We cannot buy a put to protect against further declines. The put premiums are too expensive. You could close the position, take the loss now and then buy back in when the stock rebounds.
Close May $50 short call, entry $2.40, currently .04, +$2.36 gain.
Retain SLCA shares.
WDC - Western Digital (Oct Put Spread)
WDC is finally on track to acquire a stake in the portion of the SanDisk/Toshiba memory business it does not own. Toshiba has agreed to negotiate with WDC in an effort to speed up the transaction as opposed to fighting with them over other bidders. It appears WDC has won the battle but the fight it not yet over. Shares are rising in anticipation of a deal.
Earnings Oct 26th.
Sell short Oct $77.50 put, currently $1.36, stop loss $81.35.
Buy long Oct $67.50 put, currently .35, no stop loss.
Net credit $1.00.
There are several different formulas for determining margin requirements for naked put writing.
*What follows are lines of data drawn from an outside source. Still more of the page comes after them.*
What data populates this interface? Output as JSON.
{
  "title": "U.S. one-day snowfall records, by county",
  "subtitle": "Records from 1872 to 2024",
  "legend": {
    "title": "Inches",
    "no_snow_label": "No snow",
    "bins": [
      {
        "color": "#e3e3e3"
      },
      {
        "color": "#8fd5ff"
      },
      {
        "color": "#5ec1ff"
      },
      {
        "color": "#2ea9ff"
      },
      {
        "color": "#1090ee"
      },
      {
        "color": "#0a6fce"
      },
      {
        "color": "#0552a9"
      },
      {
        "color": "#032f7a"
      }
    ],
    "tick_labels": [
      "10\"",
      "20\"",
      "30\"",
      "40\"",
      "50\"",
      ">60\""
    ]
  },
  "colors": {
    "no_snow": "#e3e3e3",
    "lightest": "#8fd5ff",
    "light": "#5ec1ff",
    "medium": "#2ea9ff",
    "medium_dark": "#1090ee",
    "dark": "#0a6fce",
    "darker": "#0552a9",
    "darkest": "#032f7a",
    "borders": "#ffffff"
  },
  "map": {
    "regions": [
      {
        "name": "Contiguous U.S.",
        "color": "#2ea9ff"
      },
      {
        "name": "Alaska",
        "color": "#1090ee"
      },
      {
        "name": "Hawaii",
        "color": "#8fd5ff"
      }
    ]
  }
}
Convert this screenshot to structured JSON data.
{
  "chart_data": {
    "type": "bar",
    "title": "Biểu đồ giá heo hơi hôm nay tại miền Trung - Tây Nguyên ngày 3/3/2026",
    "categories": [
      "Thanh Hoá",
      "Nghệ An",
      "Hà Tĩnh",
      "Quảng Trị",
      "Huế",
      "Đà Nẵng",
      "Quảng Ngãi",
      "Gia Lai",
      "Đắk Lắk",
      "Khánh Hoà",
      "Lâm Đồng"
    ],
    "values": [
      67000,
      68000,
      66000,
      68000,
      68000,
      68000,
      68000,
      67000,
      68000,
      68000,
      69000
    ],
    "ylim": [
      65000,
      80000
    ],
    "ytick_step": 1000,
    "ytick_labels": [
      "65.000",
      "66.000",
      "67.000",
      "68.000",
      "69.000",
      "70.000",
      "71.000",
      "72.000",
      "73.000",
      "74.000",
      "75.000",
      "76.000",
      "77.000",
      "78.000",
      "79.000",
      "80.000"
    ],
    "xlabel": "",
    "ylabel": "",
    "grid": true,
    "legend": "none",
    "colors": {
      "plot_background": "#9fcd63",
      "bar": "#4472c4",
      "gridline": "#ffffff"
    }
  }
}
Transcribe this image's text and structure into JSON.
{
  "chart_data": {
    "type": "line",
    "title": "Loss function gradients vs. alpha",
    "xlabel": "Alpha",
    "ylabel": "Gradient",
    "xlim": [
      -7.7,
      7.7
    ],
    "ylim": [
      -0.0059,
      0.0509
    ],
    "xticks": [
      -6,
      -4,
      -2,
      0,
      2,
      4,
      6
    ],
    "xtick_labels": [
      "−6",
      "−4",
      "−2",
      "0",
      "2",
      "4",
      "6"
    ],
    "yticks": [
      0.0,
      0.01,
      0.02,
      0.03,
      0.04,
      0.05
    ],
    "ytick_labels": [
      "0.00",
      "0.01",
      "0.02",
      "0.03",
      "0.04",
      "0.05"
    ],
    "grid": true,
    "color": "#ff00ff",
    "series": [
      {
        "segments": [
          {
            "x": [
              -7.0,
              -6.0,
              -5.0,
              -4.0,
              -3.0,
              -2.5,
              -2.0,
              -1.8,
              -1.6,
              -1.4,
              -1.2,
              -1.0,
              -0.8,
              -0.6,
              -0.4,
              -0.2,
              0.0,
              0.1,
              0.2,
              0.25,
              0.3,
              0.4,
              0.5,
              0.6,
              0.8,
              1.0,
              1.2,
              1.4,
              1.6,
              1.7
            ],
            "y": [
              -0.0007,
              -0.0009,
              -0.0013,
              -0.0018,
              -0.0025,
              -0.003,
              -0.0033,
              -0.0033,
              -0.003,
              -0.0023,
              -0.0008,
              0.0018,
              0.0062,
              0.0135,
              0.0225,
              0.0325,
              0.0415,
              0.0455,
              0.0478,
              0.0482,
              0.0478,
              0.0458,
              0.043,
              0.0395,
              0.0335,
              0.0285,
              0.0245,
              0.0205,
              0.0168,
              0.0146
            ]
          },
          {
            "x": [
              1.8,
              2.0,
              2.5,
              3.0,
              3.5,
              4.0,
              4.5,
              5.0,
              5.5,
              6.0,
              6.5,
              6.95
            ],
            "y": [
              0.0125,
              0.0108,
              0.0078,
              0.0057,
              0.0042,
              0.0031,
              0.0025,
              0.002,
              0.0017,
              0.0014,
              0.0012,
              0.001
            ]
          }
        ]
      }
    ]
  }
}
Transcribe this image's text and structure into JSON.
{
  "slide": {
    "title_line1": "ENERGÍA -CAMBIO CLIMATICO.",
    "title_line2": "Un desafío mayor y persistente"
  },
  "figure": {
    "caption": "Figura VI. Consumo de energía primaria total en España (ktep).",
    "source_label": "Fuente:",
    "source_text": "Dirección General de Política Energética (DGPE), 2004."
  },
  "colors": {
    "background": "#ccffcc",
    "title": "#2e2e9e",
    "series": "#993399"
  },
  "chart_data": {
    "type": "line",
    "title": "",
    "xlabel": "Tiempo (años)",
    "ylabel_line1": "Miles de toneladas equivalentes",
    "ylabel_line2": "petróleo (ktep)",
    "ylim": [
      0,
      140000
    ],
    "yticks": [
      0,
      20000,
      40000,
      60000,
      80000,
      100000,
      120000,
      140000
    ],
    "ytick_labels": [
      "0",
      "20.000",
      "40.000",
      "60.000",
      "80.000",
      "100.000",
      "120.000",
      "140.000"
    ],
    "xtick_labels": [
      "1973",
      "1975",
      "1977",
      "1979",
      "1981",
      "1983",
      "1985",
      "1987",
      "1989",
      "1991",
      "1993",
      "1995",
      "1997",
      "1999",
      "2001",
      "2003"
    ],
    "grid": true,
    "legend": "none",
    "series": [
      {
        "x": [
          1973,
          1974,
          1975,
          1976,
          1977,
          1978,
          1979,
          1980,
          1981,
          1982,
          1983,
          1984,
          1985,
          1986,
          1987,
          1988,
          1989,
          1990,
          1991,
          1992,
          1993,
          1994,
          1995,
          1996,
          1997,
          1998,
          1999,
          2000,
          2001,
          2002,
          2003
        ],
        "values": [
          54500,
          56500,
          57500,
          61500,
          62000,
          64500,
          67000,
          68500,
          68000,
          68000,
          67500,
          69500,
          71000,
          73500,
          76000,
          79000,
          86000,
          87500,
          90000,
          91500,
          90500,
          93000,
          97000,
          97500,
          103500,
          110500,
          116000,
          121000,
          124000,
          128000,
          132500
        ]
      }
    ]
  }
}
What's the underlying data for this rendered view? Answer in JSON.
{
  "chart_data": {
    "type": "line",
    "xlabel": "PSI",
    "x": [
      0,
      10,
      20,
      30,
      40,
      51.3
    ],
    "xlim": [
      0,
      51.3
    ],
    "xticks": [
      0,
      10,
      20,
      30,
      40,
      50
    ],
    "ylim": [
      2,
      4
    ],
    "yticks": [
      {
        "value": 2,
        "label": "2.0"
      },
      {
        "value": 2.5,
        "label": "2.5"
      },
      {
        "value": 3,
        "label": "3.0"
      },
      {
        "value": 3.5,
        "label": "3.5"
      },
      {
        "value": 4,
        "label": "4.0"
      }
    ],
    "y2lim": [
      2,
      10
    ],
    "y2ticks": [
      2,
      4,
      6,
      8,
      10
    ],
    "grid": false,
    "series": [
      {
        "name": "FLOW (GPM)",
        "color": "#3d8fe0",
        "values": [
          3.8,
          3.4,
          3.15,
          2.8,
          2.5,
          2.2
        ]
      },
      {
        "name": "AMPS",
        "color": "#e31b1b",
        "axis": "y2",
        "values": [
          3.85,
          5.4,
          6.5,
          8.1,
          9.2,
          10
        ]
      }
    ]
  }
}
These are normally broker specific and some can require larger margin requirements than others.
Here is the most common margin calculation for naked puts.
100% of the option premium + ((20% of the Underlying Market Value) - (OTM Value))
For simplicity of calculation simply use 20% of the underlying stock price and you will always be safe. ($25 stock * 20% = $5 margin)
Prices Quoted in Newsletter
At Option Investor we have a long-standing policy prohibiting the editors and staff from actually trading the individual recommendations in order to conform to SEC rules concerning trades.
The prices quoted in the newsletter are the end of day prices in most cases.
When discussing fills or stops the prices quoted are the bid/ask at the time the entry trigger or exit stop is hit. This is NOT a price that someone on staff actually got using a live order.
For entry/exit points at the market open the prices quoted will be the opening print. The majority of the time the readers are able to get a better fill than the opening print because of market maker bias at the open.
For trades with an opening qualification the prices quoted will be the bid/ask at the time the qualification was met.
All of these rules normally produce worse prices than an active trader would normally get. Because they are standardized there may be some cases where a price quoted was better than an actual fill. If you received a price that was dramatically different than what was quoted please let us know.